Pois bem. A experiência de leitura da segunda parte foi bem melhor do que a primeira, mas esta foi essencial para compreendermos o estado deplorável de espírito e a podridão de caráter de Eugênio a fim de que a mudança pela qual ele passou se tornasse tão significativa e memorável tanto para o protagonista quanto para nós leitores. Veríssimo capturou bem os anseios de uma juventude vazia de sentido e de significado dos anos 1930 que, infelizmente, permanece da mesma forma quase 80 anos depois da publicação do livro, senão pior. É por isso que esta história é tão relevante até hoje. É bela e poética, sem deixar de ser verdadeira, desnudando o melhor e o pior do ser humano.

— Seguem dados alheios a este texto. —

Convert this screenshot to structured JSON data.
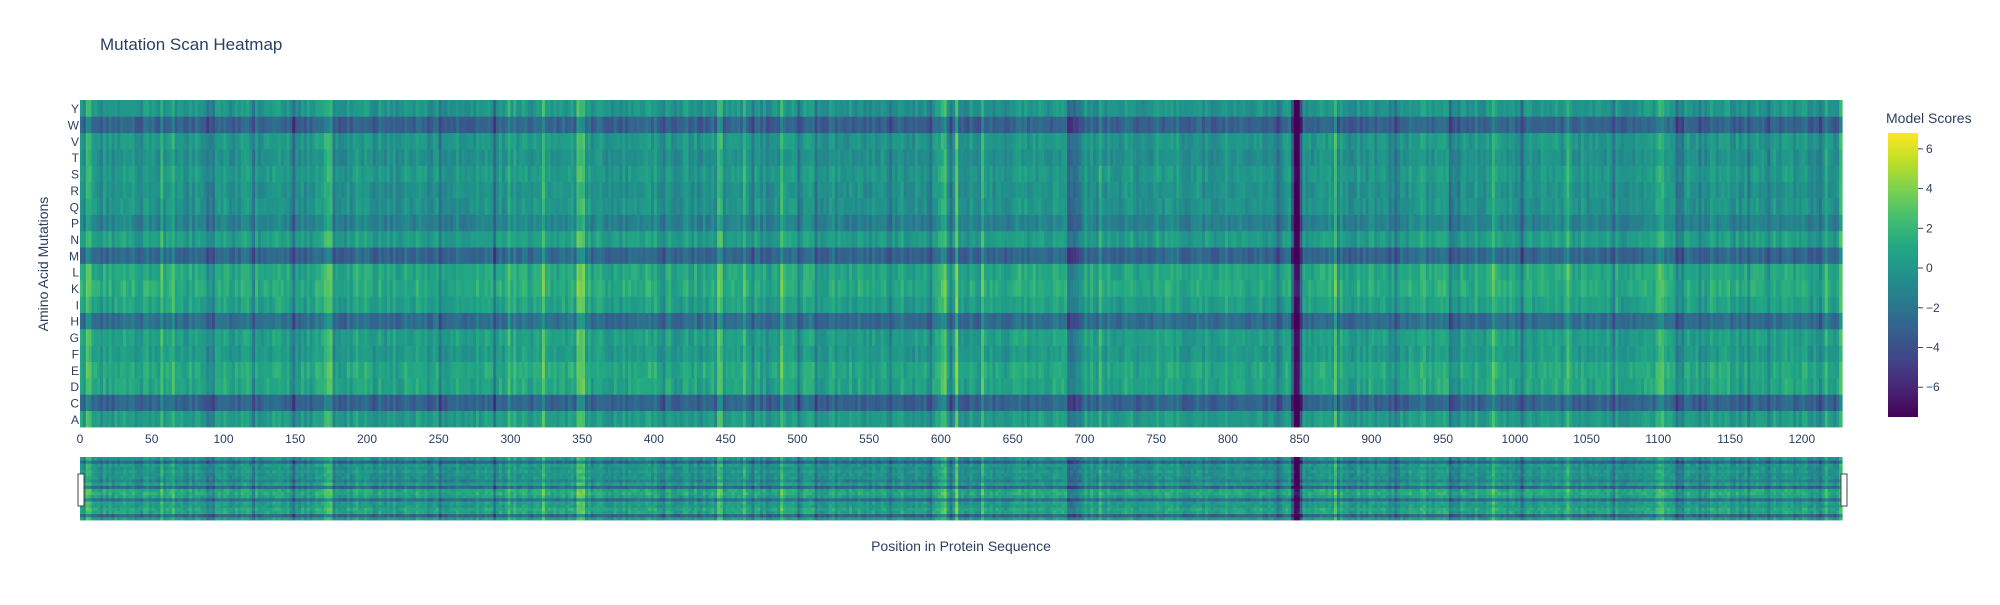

Naquela época, a urbanização prometia maior integração entre as pessoas, o famoso "progresso". Hoje, a globalização é quem faz às vezes. E qual foi e qual tem sido o resultado? Pessoas cujas almas estão cada vez mais inquietas, enclausuradas em seus apartamentos e salas comerciais, alheias ao que acontece do lado de fora do grande Megatério erguido por Felipe, amigo de Eugênio. Hoje, não é muito diferente, substitua os apartamentos e salas pelas redes sociais e o Megatério pela internet e encontraremos pessoas tão absortas da realidade quanto na década de 1930 e nas que sucederam. Existem para serem vistas e apreciadas, incapazes de compreender o outro e de, genuinamente, viver. Pois, em meio ao afã por melhores condições financeiras, por deixar sua marca do mundo, não é apenas Eugênio olvida a existência do próximo, que abandona quase que inconscientemente a sua humanidade, mas milhares de outros Eugênios, Filipes, Eunices, Castanhos que, hoje, passam a vida sem vislumbrar aquilo que o protagonista de Olhai os lírios do campo custou a aprender e que Olívia lutou tanto para ensinar: a vida é um sopro, o que importa não é o que a gente é, mas aquilo que nós fazemos para os outros.
Enfim, eu poderia falar sobre este livro por horas, mas preciso fazer o almoço agora, então finalizo esta resenha recomendando muito que você, que teve a paciência de me ler até aqui, leia esta obra-prima da nossa literatura. É rica, é bela e é salvacionista sim, como apontou o autor criticando a si mesmo anos depois da publicação do livro. Mas não é em busca de salvação que andamos todos errantes nesta vida miserável? Salvação do mal, salvação de nós mesmos.